Quels sont les meilleurs outils et techniques pour travailler en équipe ? Dans ce nouvel article, je vous présente trois techniques que j’utilise (ou que j’ai utilisées) pour travailler de manière collaborative avec mes associés et autres partenaires commerciaux :

  • la méthode Kanban
  • le diagramme de Gantt
  • la simplicité

La méthode Kanban (à faire, en cours, fait)

Kanban gestion tache collective

C’est l’une des méthodes les plus utilisées pendant les Startup Weekends pour le travail en équipe : c’est clair, visuel et simple à utiliser.

La méthode :

  1. Vous créez une liste de tâches à réaliser. Ces tâches n’étant pas encore « faites » sont dans la première colonne à gauche, « A faire ».
  2. Une personne ou un groupe de personnes choisit une tâche à réaliser. La tâche concernée change de colonne de « A faire » vers « En cours ».
  3. Une fois la tâche complétée, elle change de colonne, de « En cours » à « Faite ».

Les principes clefs :

  • Jamais plus de 3 tâches en cours en même temps.
  • Faites attention aux « fausses tâches » (créer un site internet n’est pas une tâche mais un projet composé de plusieurs tâches).
  • Faites en sorte que vos tâches soient très spécifiques et très claires.
  • Affichez vos tâches sur un tableau ou un mur (avec des post-it par exemple) pour que toute l’équipe voie l’avancée des travaux.

 Kanban startup weekend

Bien entendu vous pouvez utiliser cette technique en « solo », sans forcement être dans le cadre de travail d’équipe.

Le diagramme de Gantt

Le diagramme de Gantt est un incontournable de la gestion de projet. Il s’agit d’une technique très visuelle permettant d’avoir de visu la temporalité d’un projet et de l’avancée de tâches.

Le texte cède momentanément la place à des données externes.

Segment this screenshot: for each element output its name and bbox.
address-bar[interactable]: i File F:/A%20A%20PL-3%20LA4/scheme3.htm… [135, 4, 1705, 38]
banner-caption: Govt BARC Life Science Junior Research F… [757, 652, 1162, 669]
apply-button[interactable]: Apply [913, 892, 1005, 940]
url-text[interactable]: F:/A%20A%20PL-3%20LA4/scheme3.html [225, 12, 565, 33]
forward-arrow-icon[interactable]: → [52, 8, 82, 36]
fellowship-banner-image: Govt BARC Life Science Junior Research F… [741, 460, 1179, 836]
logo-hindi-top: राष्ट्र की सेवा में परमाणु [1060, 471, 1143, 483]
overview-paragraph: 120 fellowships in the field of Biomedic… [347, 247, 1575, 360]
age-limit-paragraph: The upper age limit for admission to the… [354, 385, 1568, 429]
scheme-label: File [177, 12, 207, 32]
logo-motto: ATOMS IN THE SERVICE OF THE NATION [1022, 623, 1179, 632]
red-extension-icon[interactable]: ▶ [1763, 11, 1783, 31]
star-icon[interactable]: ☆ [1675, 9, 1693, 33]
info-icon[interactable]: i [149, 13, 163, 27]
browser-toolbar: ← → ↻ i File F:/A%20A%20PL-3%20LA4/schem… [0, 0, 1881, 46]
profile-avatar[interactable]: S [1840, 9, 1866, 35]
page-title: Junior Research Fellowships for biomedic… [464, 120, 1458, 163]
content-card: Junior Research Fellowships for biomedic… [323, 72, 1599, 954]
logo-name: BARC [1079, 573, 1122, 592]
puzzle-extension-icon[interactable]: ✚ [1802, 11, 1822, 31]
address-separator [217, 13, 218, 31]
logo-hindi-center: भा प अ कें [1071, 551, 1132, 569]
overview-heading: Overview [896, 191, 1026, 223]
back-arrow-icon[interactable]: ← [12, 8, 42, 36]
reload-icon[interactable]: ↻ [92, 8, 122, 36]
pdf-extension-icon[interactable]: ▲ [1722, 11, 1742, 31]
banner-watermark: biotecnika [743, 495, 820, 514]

Gantt gestion tache collective

Le plus pratique généralement pour cet outil reste un logiciel car vous pouvez être très précis en termes de « deadline » avec des dates spécifiques et des enchainements (une action en entrainant une autre par exemple).

En plus vous pouvez interagir avec les autres membres du groupe comme le propose la solution Planzone par exemple. D’ailleurs Planzone ne s’en arrête pas là avec de nombreuses fonctionnalités allant plus loin dans le travail collaboratif (wikis, agendas, discussions, documents partagés, …). Personnellement, sans ce type de logiciel ou d’outils, je ne sais pas comment je pourrais travailler avec mes associés que ce soit avec creapreZent ou La-Semaine.com.

Les principes clefs :

    • Laissez-vous une marge de manœuvre en termes de timing car rien ne se passe comme prévu (cf. l’image ci-dessous).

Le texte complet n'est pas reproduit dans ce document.